House-made condiments and sauces topped a separate list of top 10 up-and-comers and also ranked sixth among the top trends.
Dooher said chefs are honouring the roots of Canadian cuisine by experimenting with pickling and condiments as well as food smoking, the No. 5 hottest trend.
"A lot of those techniques are being brought back into the mainstream kitchen and smoking, of course, was a technique that was used and now we're seeing a lot of young chefs adapting this technique and bringing it to life on their menus," she said.
Micro-distilled/artisan liquor is No. 5 on the up-and-comer list, but Dooher expects it to be one of the top three trends in 2017.
Those surveyed also cited inexpensive and underused cuts of meat, like beef cheek, brisket, pork shoulder and skirt steak, which ranked eighth on the hot trends list.
"We see these secondary cuts are actually packed with flavour and nutrition and people are recognizing there is a lot of value to them," said Dooher. "That and also driven by the high cost of beef that we're experiencing today."

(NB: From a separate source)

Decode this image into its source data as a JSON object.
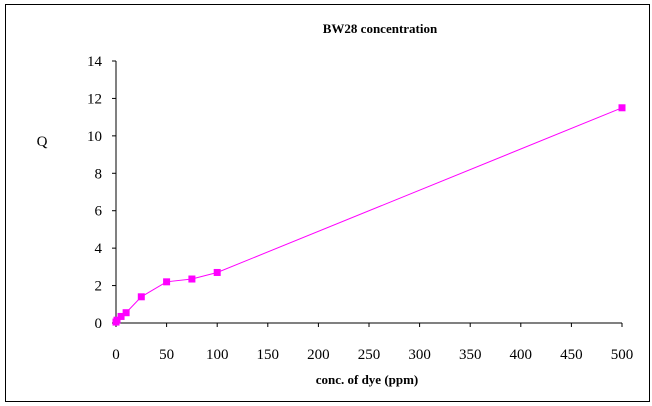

Other items on the top trend list include ethnic sauces, locally sourced foods, gluten-free/food allergy conscious, organic produce and leafy greens.
The up-and-comers list features several first-timers: alternative pulse proteins such as pigeon peas, cranberry beans and black beluga lentils, chef-driven fast casual concepts, ethnic cheeses and house-made/artisan pickles.
Almost 500 professional chefs across the country participated in the survey between Jan. 11 and Feb. 1.
The survey, which was sponsored by Saputo, comes out ahead of the Feb. 28-March 1 Restaurants Canada trade show in Toronto.